Genetic switches likely to help fight disease
New genome findings may help revolutionise medicine, but could also provide us with novel ways of tinkering with our minds and bodies
One of the biggest scientific research projects in recent years has just unveiled its results. The Encode consortium, consisting of 442 researchers working in 32 institutes around the world, has spent the last five years studying a representative 1 per cent of our genome. The findings may help to revolutionise medicine, but could also provide us with novel ways of tinkering with our minds and bodies.
One of the puzzles the researchers hoped to solve was why we have so much DNA. Many scientists thought that 98 per cent was mostly junk, but the researchers found that it was instead packed full of genetic switches that tell each cell in your body which genes must be switched on or off to make a muscle, skin or nerve cell.
The results are likely to have major implications for understanding common diseases, such as diabetes, heart disease, cancer and even Alzheimer's. These were thought to be caused by defective genes (together with environmental influences, such as smoking), but research has failed to find defects that could account for their prevalence. Today, scientists believe that these diseases are caused not by defective genes, but defective switching: a liver cell may be genetically tripped to stop absorbing blood sugar, thereby causing diabetes; a lung cell may be tripped into generating mutagens that attack its own DNA, causing cancer.
That's potentially good news for sufferers because, although it's hard to fix a faulty gene, it may be much easier to flip a genetic switch and return a diseased cell back to healthy.

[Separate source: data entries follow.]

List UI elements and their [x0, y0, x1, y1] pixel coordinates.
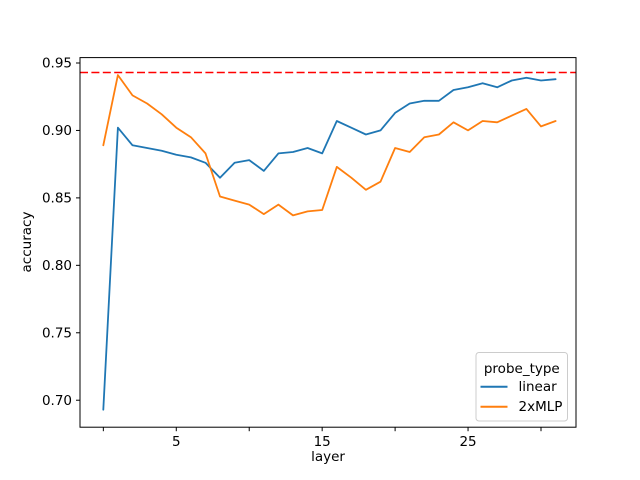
plot-area: 5 15 25 0.70 0.75 0.80 0.85 0.90 0.95 [42, 56, 577, 450]
y-axis-label: accuracy [19, 212, 35, 273]
y-tick-label: 0.80 [42, 258, 72, 274]
legend-box [475, 352, 568, 422]
series-line-2xMLP [102, 74, 557, 217]
legend: probe_type linear 2xMLP [475, 352, 568, 422]
x-axis-label: layer [311, 449, 345, 465]
y-tick-label: 0.85 [42, 191, 72, 207]
y-tick-label: 0.90 [42, 123, 72, 139]
x-tick-label: 25 [459, 434, 476, 450]
y-tick-label: 0.70 [42, 393, 72, 409]
y-tick-label: 0.75 [42, 325, 72, 341]
legend-title: probe_type [484, 361, 560, 377]
x-tick-label: 5 [172, 434, 181, 450]
axes-spines [79, 57, 577, 428]
legend-label-2xmlp: 2xMLP [519, 399, 563, 415]
y-tick-label: 0.95 [42, 56, 72, 72]
series-line-linear [102, 76, 557, 411]
legend-label-linear: linear [519, 379, 558, 395]
x-tick-label: 15 [314, 434, 331, 450]
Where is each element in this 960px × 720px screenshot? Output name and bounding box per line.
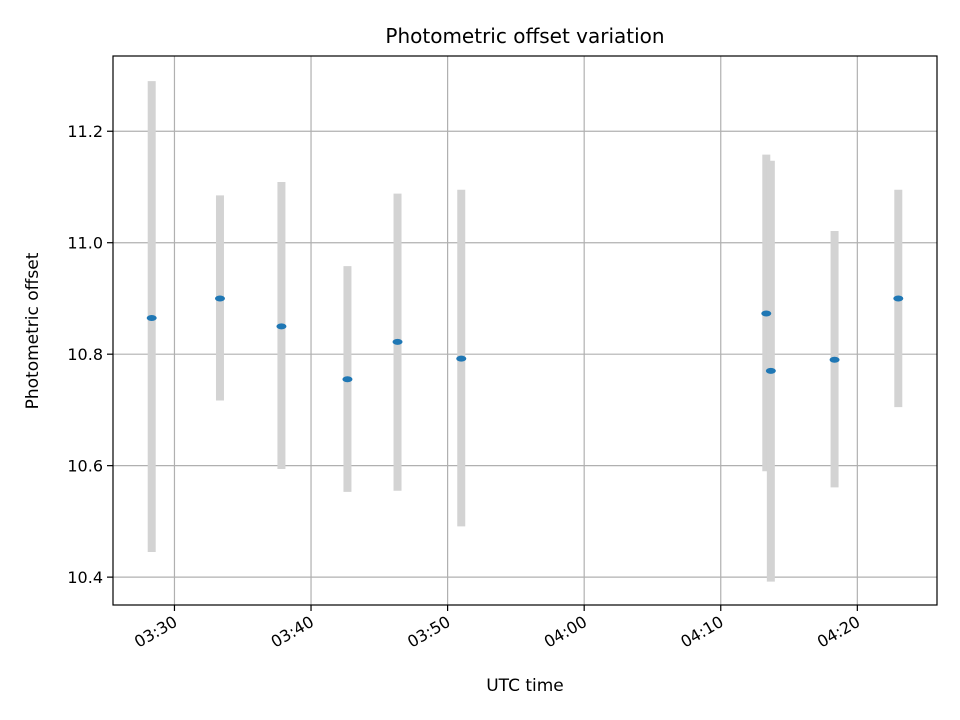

A new era of gene-switch medicine may be on the horizon, but there are many problems to overcome. The first is getting the gene-switch drugs safely inside the target cells and not into others where they might cause adverse side-effects. But even more of a challenge is to predict the effect of flipping a genetic switch accurately. The thousands identified by Encode are unlikely to work like simple light switches. Instead, each switch is connected to others in a complicated gene circuit board. Flipping one switch will be more like dropping a stone into a pool: the effects will reverberate, and the eventual outcome will not be easy to predict. Systems biology, a new science, is simultaneously trying to unravel the circuit boards to make better predictions.
Few doubt that gene switching will provide the medicine of the future, but no one is sure when that future will be realised. When it comes, it will provide opportunities that go well beyond curing disease. Just as the difference between healthy and sick people may be down to gene switching, it seems likely that many of the differences between one person and another - between us and Usain Bolt, for example - may be due, similarly, to different patterns of gene switching. The kind of gene-switch medicines that will cure diseases may then be turned to therapies that will allow us all to run sub-10-second 100 metres. Physiology, mood, intelligence, libido, anxiety, appetite may all be fair game for the gene-switch therapeutics of the future.

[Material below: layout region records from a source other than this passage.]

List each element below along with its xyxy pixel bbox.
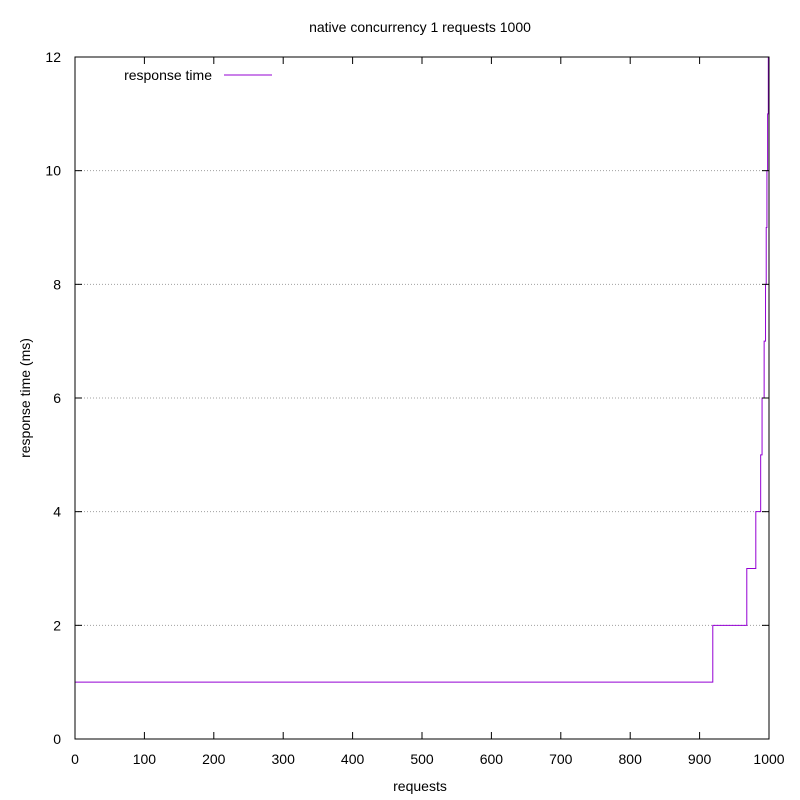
y-axis-label: response time (ms): [17, 338, 33, 458]
y-tick-label: 10: [45, 163, 61, 179]
y-tick-label: 2: [53, 617, 61, 633]
legend-label: response time: [124, 67, 212, 83]
y-tick-label: 8: [53, 276, 61, 292]
x-tick-label: 500: [410, 751, 434, 767]
y-tick-label: 12: [45, 49, 61, 65]
x-tick-label: 800: [619, 751, 643, 767]
y-tick-label: 6: [53, 390, 61, 406]
x-tick-label: 100: [133, 751, 157, 767]
x-tick-label: 300: [272, 751, 296, 767]
y-tick-label: 4: [53, 504, 61, 520]
x-tick-label: 900: [688, 751, 712, 767]
x-tick-label: 200: [202, 751, 226, 767]
x-tick-label: 400: [341, 751, 365, 767]
x-tick-label: 600: [480, 751, 504, 767]
x-tick-label: 0: [71, 751, 79, 767]
y-tick-label: 0: [53, 731, 61, 747]
series-layer: [75, 56, 769, 683]
series-line: [75, 56, 769, 683]
chart-title: native concurrency 1 requests 1000: [309, 19, 531, 35]
ticks: 0 2 4 6 8 10 12 0 100 200 300 400 500 600 700 800 900 100…: [45, 49, 784, 767]
x-tick-label: 700: [549, 751, 573, 767]
x-axis-label: requests: [393, 778, 447, 794]
legend: response time: [124, 67, 272, 83]
x-tick-label: 1000: [753, 751, 784, 767]
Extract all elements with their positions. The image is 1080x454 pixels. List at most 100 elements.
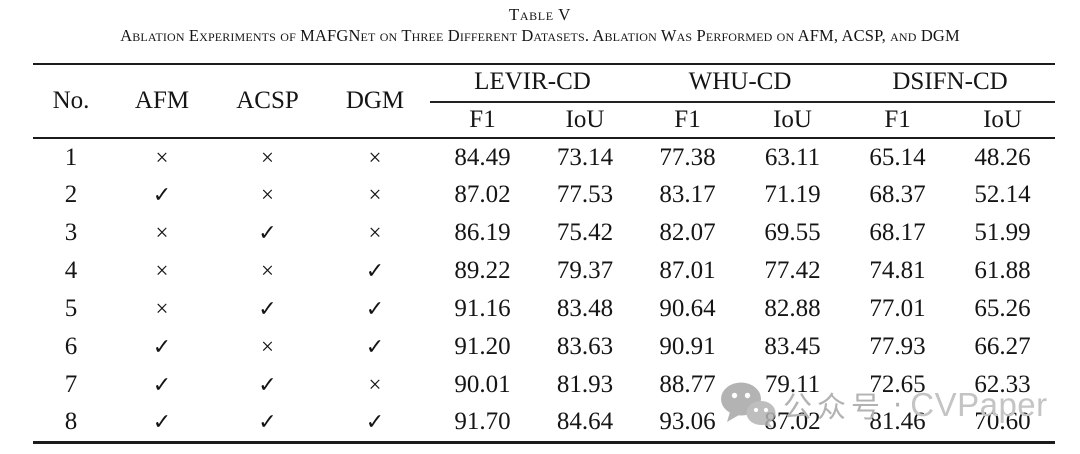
dgm-mark-cell: ✓	[365, 334, 385, 360]
metric-value-cell: 83.45	[764, 333, 821, 360]
dataset-header-levir-cd: LEVIR-CD	[430, 64, 635, 103]
table-title: Table V	[508, 5, 572, 24]
row-number-cell: 6	[64, 333, 78, 360]
metric-value-cell: 81.93	[556, 371, 614, 398]
acsp-mark-cell: ✓	[258, 296, 277, 322]
metric-value-cell: 86.19	[454, 219, 511, 246]
dataset-header-whu-cd: WHU-CD	[635, 64, 846, 103]
metric-value-cell: 74.81	[869, 257, 926, 284]
table-row: 6 ✓ × ✓ 91.20 83.63 90.91 83.45 77.93 66.27	[33, 328, 1055, 366]
dgm-mark-cell: ×	[368, 144, 382, 170]
col-header-dgm: DGM	[320, 64, 430, 139]
metric-value-cell: 90.64	[659, 295, 716, 322]
dgm-mark-cell: ×	[368, 182, 382, 207]
metric-value-cell: 83.17	[659, 181, 716, 208]
metric-value-cell: 82.88	[764, 295, 821, 322]
table-row: 8 ✓ ✓ ✓ 91.70 84.64 93.06 87.02 81.46 70.60	[33, 404, 1055, 442]
table-row: 7 ✓ ✓ × 90.01 81.93 88.77 79.11 72.65 62.33	[33, 366, 1055, 404]
metric-value-cell: 91.70	[454, 408, 511, 436]
table-row: 4 × × ✓ 89.22 79.37 87.01 77.42 74.81 61.88	[33, 252, 1055, 290]
row-number-cell: 7	[64, 371, 78, 398]
dataset-header-dsifn-cd: DSIFN-CD	[845, 64, 1056, 103]
metric-value-cell: 91.16	[454, 295, 511, 322]
table-body: 1 × × × 84.49 73.14 77.38 63.11 65.14 48.26 2 ✓ × × 87…	[33, 138, 1055, 442]
metric-value-cell: 83.48	[556, 295, 614, 322]
row-number-cell: 2	[64, 181, 78, 208]
col-header-acsp: ACSP	[215, 64, 320, 139]
dgm-mark-cell: ×	[368, 220, 382, 245]
metric-value-cell: 79.11	[764, 371, 821, 398]
dgm-mark-cell: ✓	[365, 258, 385, 284]
metric-value-cell: 63.11	[764, 143, 821, 171]
metric-header-whu-iou: IoU	[740, 102, 846, 139]
header-row-groups: No. AFM ACSP DGM LEVIR-CD WHU-CD DSIFN-C…	[33, 64, 1056, 139]
metric-header-levir-f1: F1	[430, 102, 535, 139]
metric-value-cell: 93.06	[659, 408, 716, 436]
metric-value-cell: 84.49	[454, 143, 511, 171]
metric-value-cell: 77.42	[764, 257, 821, 284]
metric-value-cell: 65.26	[974, 295, 1031, 322]
col-header-no: No.	[33, 64, 109, 139]
afm-mark-cell: ×	[155, 296, 169, 321]
metric-value-cell: 91.20	[454, 333, 511, 360]
metric-value-cell: 87.02	[764, 408, 821, 436]
metric-value-cell: 77.53	[556, 181, 614, 208]
row-number-cell: 4	[64, 257, 78, 284]
metric-header-dsifn-f1: F1	[845, 102, 951, 139]
row-number-cell: 5	[64, 295, 78, 322]
table-header: No. AFM ACSP DGM LEVIR-CD WHU-CD DSIFN-C…	[33, 64, 1056, 139]
row-number-cell: 8	[64, 408, 78, 436]
metric-value-cell: 77.38	[659, 143, 716, 171]
metric-value-cell: 48.26	[974, 143, 1031, 171]
metric-value-cell: 61.88	[974, 257, 1031, 284]
dgm-mark-cell: ×	[368, 372, 382, 397]
afm-mark-cell: ×	[155, 220, 169, 245]
ablation-results-table: No. AFM ACSP DGM LEVIR-CD WHU-CD DSIFN-C…	[33, 63, 1056, 444]
header-row-metrics: F1 IoU F1 IoU F1 IoU	[33, 102, 1056, 139]
acsp-mark-cell: ✓	[258, 372, 277, 398]
table-row: 3 × ✓ × 86.19 75.42 82.07 69.55 68.17 51.99	[33, 214, 1055, 252]
acsp-mark-cell: ×	[261, 258, 274, 283]
row-number-cell: 3	[64, 219, 78, 246]
metric-value-cell: 66.27	[974, 333, 1031, 360]
metric-value-cell: 72.65	[869, 371, 926, 398]
metric-value-cell: 73.14	[556, 143, 614, 171]
metric-value-cell: 89.22	[454, 257, 511, 284]
metric-header-levir-iou: IoU	[535, 102, 635, 139]
metric-value-cell: 82.07	[659, 219, 716, 246]
metric-header-dsifn-iou: IoU	[950, 102, 1056, 139]
metric-value-cell: 52.14	[974, 181, 1031, 208]
acsp-mark-cell: ✓	[258, 409, 277, 435]
acsp-mark-cell: ×	[261, 334, 274, 359]
metric-value-cell: 77.93	[869, 333, 926, 360]
metric-value-cell: 77.01	[869, 295, 926, 322]
metric-value-cell: 62.33	[974, 371, 1031, 398]
afm-mark-cell: ✓	[152, 182, 172, 208]
acsp-mark-cell: ×	[261, 182, 274, 207]
afm-mark-cell: ✓	[152, 372, 172, 398]
table-caption: Ablation Experiments of MAFGNet on Three…	[120, 26, 960, 45]
metric-value-cell: 68.37	[869, 181, 926, 208]
metric-value-cell: 71.19	[764, 181, 821, 208]
metric-value-cell: 65.14	[869, 143, 926, 171]
metric-value-cell: 88.77	[659, 371, 716, 398]
metric-value-cell: 84.64	[556, 408, 614, 436]
metric-value-cell: 79.37	[556, 257, 614, 284]
metric-value-cell: 68.17	[869, 219, 926, 246]
table-row: 1 × × × 84.49 73.14 77.38 63.11 65.14 48.26	[33, 138, 1055, 176]
metric-value-cell: 69.55	[764, 219, 821, 246]
afm-mark-cell: ×	[155, 258, 169, 283]
metric-value-cell: 90.01	[454, 371, 511, 398]
metric-value-cell: 90.91	[659, 333, 716, 360]
dgm-mark-cell: ✓	[365, 296, 385, 322]
afm-mark-cell: ×	[155, 144, 169, 170]
metric-value-cell: 87.01	[659, 257, 716, 284]
metric-value-cell: 81.46	[869, 408, 926, 436]
table-row: 2 ✓ × × 87.02 77.53 83.17 71.19 68.37 52.14	[33, 176, 1055, 214]
afm-mark-cell: ✓	[152, 409, 172, 435]
metric-value-cell: 83.63	[556, 333, 614, 360]
table-row: 5 × ✓ ✓ 91.16 83.48 90.64 82.88 77.01 65.26	[33, 290, 1055, 328]
metric-value-cell: 87.02	[454, 181, 511, 208]
acsp-mark-cell: ×	[261, 144, 274, 170]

Even the signs and frailties of old age may be kept at bay by a careful manipulation of our gene switches to return them to their youthful state. And what about the differences between us and our closest relatives, which many scientists believe are mostly due to differences in gene switching? Could gene-switch therapy be developed that would allow a chimp to talk?
Five years of the Encode project has revealed just 1 per cent of the human gene switches, but the pace of genetics is accelerating so fast that it seems likely that we will know most of them within a decade. The doping authorities in sport may face significant new challenges in the future.
Johnjoe McFadden is professor of molecular genetics at the University of Surrey in England.